Antyodaya Express will be a fully unreserved Superfast Express class of trains which will run on dense routes. A few unreserved additional coaches called "Deen Dayalu" coaches will be added to long distance trains. These coaches will have potable water and mobile charging ports. The Mahamana Express between Delhi and Varanasi was announced with upgraded coaches.

Humsafar Express, an AC 3-tier service with optional meal service, targeted at the middle class was announced. Tejas will be a semi-high speed train with a speed of 130 km/h. It will provide onboard WiFi, entertainment and local cuisine. Uday Express or Utkrisht Double Decker Air Conditioned Yatri Express will be double-decker trains with 40% additional passenger capacity. They will run overnight on busy routes. Three new freight corridors were announced: Delhi to Chennai, Kharagpur to Mumbai, and Kharagpur to Vijaywada.

===Other===
A Special Unit for Transportation Research and Analytics (SUTRA) was announced to datamine the 1TB of data collected annually by the railways. It was reported that an audit of operations in the Ghaziabad to Mughalsarai section has been started. The heavy traffic section used to affect the entire network.
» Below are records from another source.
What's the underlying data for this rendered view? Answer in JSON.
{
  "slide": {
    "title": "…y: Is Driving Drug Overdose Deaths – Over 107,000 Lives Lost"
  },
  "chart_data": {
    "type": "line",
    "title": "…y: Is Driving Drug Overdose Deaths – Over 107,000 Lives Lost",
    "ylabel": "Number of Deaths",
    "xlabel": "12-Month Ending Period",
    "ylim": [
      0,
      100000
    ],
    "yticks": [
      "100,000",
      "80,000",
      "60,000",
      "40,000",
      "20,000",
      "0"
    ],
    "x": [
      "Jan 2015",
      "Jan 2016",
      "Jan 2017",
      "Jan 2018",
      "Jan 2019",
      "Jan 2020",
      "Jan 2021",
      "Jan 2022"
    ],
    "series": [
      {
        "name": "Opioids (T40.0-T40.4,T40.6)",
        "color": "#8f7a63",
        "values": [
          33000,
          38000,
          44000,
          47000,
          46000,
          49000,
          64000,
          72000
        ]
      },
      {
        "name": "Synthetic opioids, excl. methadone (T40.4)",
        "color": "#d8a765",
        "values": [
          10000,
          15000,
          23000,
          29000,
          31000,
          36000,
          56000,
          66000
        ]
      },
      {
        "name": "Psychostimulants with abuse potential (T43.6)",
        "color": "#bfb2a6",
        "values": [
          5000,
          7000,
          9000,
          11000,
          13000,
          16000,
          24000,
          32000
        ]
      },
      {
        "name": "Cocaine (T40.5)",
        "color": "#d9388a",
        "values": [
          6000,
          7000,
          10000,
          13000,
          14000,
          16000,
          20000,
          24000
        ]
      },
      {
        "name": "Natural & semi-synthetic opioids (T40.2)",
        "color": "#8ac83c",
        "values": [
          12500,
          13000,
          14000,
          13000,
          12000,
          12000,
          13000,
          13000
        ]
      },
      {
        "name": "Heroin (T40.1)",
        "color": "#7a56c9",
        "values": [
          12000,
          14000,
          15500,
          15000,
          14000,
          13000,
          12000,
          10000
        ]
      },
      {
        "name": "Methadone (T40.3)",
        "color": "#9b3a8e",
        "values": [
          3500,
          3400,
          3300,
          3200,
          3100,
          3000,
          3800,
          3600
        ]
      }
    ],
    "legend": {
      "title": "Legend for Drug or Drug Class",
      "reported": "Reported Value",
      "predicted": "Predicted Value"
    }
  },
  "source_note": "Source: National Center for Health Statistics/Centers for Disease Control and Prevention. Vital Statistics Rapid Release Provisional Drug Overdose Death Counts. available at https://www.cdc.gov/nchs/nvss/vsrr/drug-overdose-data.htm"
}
Following the audit, some improvement in punctuality were observed.

==Responses==
Prime Minister Narendra Modi called the budget passenger-centric and said that it caters to all sections of the society. Transport Minister Nitin Gadkari called the budget reformative and claimed that it will change the basic infrastructure of the railways.

The Aam Aadmi Party in a statement called the budget oblivious to the needs of the common man. It claimed that the budget panders to the corporations. It also pointed out that the benefit of falling oil prices were not passed on to the passengers. INC leader Shashi Tharoor said that the budget seemed like corporate presentation and that it had no concrete proposals for changes in the services.

Odisha Chief Minister Naveen Patnaik welcomed the increased allocation of funds towards his state, a 30% increase from 2015. He also praised the extension of the Kharagpur to Vijayawada freight corridor. Gujarat Chief Minister Anandiben Patel praised the railway budget for the facilities provided to senior citizens and women.

The stock market index SENSEX fell 113 points after the announcement. The stock values of companies in the railway sector also fell.